The road pricing debate has taken two forms in the Lower Mainland, both of which should worry taxpayers.
The first idea, suggested by Delta Mayor Lois Jackson and former Surrey Mayor Dianne Watts, is to put a $1 toll on every bridge in the region. However, the math simply doesn't work.
In order to cover the construction costs of the Port Mann, Golden Ears, a rebuilt Pattullo and a new Massey -- plus generate the money the TransLink mayors want to give TransLink for their massive expansion plans, we estimate tolls would have to bring in more than $770 million a year.
Given current crossing numbers, that means a toll of $2.04 every time a driver crosses one of those dozen bridges. Even if you cut the extra TransLink funding out of the mix, the toll would be more than $1.50.
Those bridge tolls would come on top of the 48 cents per litre we already pay in gasoline taxes in the Lower Mainland -- the second highest on the continent.
And there would still be unfairness, as the City of Vancouver would almost certainly refuse to allow its downtown bridges to be part of the scheme.
The other road tax option is to charge Lower Mainland drivers for every kilometre they drive.

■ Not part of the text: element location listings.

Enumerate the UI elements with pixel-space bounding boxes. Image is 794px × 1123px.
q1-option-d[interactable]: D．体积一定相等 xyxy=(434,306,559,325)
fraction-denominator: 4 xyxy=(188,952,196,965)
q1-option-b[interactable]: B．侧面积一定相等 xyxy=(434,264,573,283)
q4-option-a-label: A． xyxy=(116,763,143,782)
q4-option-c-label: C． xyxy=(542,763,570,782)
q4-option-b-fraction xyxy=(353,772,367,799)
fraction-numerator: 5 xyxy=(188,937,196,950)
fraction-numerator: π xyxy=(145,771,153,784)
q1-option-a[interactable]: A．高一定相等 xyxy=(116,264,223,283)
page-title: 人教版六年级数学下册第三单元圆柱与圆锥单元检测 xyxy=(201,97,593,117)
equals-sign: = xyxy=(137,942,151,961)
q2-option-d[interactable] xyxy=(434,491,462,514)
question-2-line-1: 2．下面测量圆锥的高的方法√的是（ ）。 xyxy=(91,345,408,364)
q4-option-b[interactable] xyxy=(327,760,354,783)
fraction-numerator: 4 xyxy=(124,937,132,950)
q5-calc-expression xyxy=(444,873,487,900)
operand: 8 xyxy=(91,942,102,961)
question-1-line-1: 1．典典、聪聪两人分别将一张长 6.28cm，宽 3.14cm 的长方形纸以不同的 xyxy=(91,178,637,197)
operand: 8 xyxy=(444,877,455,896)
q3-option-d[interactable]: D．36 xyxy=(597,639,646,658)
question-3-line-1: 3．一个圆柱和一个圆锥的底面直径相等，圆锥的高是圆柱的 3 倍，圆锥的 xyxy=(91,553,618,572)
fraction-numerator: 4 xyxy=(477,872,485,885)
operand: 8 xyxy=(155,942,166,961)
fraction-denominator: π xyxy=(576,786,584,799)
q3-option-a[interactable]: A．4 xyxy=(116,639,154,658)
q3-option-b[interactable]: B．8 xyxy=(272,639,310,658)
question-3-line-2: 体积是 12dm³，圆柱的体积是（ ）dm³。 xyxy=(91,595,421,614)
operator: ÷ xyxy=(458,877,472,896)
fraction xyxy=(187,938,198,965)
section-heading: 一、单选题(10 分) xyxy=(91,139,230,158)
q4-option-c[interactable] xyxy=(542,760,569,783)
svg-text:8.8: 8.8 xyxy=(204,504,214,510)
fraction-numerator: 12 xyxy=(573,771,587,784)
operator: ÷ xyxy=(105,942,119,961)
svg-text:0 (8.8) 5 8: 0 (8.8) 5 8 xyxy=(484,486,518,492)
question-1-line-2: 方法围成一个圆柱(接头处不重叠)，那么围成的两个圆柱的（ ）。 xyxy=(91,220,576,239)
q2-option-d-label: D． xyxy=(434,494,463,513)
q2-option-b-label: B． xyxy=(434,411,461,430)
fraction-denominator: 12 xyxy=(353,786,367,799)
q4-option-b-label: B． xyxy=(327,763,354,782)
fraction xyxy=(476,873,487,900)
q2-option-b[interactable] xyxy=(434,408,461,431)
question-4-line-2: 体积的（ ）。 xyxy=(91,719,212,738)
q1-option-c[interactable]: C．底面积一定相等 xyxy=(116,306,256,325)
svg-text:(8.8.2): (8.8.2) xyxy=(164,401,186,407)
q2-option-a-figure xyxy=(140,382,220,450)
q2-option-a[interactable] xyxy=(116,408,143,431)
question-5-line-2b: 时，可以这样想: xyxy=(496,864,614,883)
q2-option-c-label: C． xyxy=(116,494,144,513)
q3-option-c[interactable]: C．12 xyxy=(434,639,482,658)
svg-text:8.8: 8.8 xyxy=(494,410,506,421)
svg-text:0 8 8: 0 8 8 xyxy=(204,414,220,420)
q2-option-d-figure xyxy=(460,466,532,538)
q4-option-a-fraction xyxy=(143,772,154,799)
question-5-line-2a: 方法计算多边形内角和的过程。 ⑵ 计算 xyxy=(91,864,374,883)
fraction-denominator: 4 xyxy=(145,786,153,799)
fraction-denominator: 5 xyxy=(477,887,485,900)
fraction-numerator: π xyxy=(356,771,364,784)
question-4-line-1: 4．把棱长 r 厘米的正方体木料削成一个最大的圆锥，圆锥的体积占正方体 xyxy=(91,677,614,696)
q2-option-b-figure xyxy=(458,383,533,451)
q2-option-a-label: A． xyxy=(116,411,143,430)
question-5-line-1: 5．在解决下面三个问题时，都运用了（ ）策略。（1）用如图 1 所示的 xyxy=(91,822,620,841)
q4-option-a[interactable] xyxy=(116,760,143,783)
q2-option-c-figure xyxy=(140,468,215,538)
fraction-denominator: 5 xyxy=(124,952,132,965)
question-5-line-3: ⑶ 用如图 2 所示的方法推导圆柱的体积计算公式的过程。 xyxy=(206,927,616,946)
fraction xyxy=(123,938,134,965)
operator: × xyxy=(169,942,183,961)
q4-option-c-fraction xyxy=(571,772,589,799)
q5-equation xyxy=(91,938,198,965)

This would again need to be set at a rate to cover off the bridges, and would simply add more cost to already overtaxed drivers.
If the TransLink mayors really want bridge tolls, we believe four important taxpayer conditions must be met.
First, the people must be allowed to vote on the plan and the calculations that will be used. This is a new form of taxation and therefore must be approved by voters. To her credit, Premier Christy Clark agrees.
Second, all bridges must be included. If fairness is one of the justifications for taxing roads, then every bridge -- even the ones in the City of Vancouver -- must be part of the system.
Third, a strong, publicly-accepted privacy plan must be put in place. Giving government the ability to track where we go is a slippery slope, especially given their record of not taking privacy seriously. Think of the concerns over Compass Cards expressed by groups like the Battered Women's Support Services Society; one can see how those problems would be even worse if where we go is being recorded by a government agency.
Fourth, taxpayers should demand revenue neutrality. This should not be a cash grab for government. Simply adding road pricing to our already exorbitant gas taxes is double dip taxation -- we already pay a form of it in gas taxes. Every dollar in road tolls should be matched by a cut in gas taxes.
The TransLink mayors still haven't responded to the top line message of last year's tax rejection. They are still not reprioritizing TransLink or municipal spending to cover off what they continue to claim is the top priority in the region. Instead, they are trying to find any way possible to get into our wallets without our permission.
We told them no once -- we can do it again if need be.